We ask users of this software to please let us know how it worked for
you and what operating system you tested on. Feel free to share your
feedback on the Kea Users mailing list
(https://lists.isc.org/mailman/listinfo/kea-users). We would also like
to hear whether the documentation is adequate and accurate. Please open
tickets in the Kea GitLab project for bugs, documentation omissions and
errors, and enhancement requests. We want to hear from you even if
everything worked.

## Support

Professional support for Kea is available from ISC. We encourage all
professional users to consider this option; Kea maintenance is funded
with support subscriptions. For more information on ISC's Kea software
support, see https://www.isc.org/support/.

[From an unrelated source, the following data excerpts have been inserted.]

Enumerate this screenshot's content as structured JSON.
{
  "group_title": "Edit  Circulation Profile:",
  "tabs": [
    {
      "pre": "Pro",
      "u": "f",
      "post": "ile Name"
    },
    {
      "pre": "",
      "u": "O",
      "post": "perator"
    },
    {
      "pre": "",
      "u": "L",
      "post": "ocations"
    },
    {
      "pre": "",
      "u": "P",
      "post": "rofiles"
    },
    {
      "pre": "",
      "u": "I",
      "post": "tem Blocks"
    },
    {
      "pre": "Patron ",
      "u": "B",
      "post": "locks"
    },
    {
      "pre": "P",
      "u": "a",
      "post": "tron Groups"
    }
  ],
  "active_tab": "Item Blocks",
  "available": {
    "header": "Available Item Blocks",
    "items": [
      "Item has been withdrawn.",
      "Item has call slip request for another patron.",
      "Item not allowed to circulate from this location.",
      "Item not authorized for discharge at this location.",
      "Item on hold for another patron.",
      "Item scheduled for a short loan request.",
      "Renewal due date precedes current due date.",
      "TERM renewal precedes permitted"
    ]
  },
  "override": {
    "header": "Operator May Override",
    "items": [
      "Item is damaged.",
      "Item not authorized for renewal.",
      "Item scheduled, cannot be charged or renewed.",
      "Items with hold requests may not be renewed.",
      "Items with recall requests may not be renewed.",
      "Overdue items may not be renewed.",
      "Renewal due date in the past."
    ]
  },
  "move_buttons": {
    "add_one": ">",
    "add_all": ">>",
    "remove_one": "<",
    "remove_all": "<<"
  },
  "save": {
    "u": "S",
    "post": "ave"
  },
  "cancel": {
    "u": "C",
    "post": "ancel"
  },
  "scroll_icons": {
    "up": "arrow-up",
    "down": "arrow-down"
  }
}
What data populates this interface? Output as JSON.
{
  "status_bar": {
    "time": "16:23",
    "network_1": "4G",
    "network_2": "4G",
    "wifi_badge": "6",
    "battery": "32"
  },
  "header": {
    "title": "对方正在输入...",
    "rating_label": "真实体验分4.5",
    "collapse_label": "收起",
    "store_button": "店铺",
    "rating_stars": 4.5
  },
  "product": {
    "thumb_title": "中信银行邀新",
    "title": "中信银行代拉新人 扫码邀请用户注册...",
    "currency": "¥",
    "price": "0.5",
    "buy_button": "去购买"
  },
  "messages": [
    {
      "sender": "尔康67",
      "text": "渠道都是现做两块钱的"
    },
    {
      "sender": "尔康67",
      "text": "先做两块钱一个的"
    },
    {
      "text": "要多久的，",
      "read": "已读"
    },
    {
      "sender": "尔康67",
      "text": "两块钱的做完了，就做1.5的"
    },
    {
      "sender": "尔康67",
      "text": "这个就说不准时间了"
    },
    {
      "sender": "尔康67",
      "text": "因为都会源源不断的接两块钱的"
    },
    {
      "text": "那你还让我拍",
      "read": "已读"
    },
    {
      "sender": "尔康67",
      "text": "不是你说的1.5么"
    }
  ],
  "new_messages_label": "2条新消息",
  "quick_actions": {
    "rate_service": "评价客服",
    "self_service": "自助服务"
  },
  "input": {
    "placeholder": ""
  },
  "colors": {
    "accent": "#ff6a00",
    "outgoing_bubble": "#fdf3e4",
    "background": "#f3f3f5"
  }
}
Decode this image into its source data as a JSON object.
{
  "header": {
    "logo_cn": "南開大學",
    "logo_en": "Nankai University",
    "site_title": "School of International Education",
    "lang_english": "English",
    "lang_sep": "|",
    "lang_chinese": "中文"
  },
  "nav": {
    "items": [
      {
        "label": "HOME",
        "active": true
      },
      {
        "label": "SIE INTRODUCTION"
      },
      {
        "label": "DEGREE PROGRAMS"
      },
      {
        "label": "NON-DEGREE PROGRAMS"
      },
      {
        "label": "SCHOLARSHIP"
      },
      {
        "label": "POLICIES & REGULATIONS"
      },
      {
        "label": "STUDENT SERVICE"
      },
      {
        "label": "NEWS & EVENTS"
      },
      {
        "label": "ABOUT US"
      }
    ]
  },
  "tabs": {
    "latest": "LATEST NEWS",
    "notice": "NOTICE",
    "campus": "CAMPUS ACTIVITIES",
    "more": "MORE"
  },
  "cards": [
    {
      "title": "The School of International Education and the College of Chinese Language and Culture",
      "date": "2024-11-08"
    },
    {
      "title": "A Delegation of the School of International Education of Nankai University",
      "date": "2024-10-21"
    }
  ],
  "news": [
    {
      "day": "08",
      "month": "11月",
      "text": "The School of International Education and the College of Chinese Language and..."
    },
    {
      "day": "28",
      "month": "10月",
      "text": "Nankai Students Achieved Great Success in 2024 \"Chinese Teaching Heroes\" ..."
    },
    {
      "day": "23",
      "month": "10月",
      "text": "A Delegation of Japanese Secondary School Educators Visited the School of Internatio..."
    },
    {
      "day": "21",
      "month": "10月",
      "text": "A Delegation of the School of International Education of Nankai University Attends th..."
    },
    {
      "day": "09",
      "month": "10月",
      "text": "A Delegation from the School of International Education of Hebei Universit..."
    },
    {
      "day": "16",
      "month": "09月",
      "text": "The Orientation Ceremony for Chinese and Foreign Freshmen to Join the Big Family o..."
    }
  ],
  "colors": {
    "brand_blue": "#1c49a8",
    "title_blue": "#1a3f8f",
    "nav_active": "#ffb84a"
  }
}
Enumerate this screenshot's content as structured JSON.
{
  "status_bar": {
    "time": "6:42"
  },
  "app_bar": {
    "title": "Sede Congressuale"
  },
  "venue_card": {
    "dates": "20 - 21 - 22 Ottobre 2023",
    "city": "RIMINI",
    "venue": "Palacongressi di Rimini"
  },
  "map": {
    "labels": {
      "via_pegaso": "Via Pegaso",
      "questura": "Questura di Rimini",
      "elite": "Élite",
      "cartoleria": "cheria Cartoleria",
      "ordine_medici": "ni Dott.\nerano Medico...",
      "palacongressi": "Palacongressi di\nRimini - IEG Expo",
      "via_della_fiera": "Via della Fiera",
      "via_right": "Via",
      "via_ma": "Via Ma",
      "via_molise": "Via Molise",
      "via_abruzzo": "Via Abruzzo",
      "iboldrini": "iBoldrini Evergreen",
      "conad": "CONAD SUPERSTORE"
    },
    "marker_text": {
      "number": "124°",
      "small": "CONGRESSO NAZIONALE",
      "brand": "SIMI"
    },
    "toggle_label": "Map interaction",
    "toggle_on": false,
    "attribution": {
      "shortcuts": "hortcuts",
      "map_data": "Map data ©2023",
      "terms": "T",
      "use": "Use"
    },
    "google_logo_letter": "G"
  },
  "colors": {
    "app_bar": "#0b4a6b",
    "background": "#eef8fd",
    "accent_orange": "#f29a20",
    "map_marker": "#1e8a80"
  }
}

Free best-effort support is provided by our user community via a mailing
list. Information on all public email lists is available at
https://www.isc.org/community/mailing-list. If you have any comments or
questions about working with Kea, please share them to the Kea Users
list (https://lists.isc.org/mailman/listinfo/kea-users). Bugs and
feature requests may be submitted via GitLab at
https://gitlab.isc.org/isc-projects/kea/-/issues.

## Changes

The following summarizes changes and important upgrades since the
previous release, version 2.6.2.

2266.	[build]		andrei
	The library version numbers have been bumped up for the Kea 2.6.3
	stable release.
	(Gitlab #3891)

2265.	[sec]*		fdupont
	Change the umask to no group write and no other access
	at the entry of Kea server/agent binaries.
	CVE:2025-32803
	(Gitlab #3842, #3832)

2264.	[sec]*		tmark
	kea-dhcp4, kea-dhcp6, kea-dhcp-ddns, and kea-ctrl-agent will
	now only load hook libraries from the default installation
	directory.  If a path other than this is specified Kea will
	not load the hook library.  For ease of use, the path may be
	omitted.
	CVE:2025-32801
	(Gitlab #3838, #3830)

2263.	[build]		fdupont, q66
	Kea can now build with Boost 1.87. The minimum supported Boost
	version has been bumped up from 1.57 to 1.66. Thanks to q66
	for the patch.
	(Gitlab #3823, #3696)

2262.	[build]		dim
	Replace ``std::basic_string<uint8_t>`` with equivalent
	``std::vector<uint8_t>`` constructs, since the former has been
	deprecated for a while in libc++, and has been completely
	removed as of libc++ 19.
	(Gitlab #3823, #3532)

There were no changes to the hook libraries, but please update hook
libraries to the 2.6.3 version when updating your core application(s).

Thank you again to everyone who assisted us in making this release
possible.

We look forward to receiving your feedback.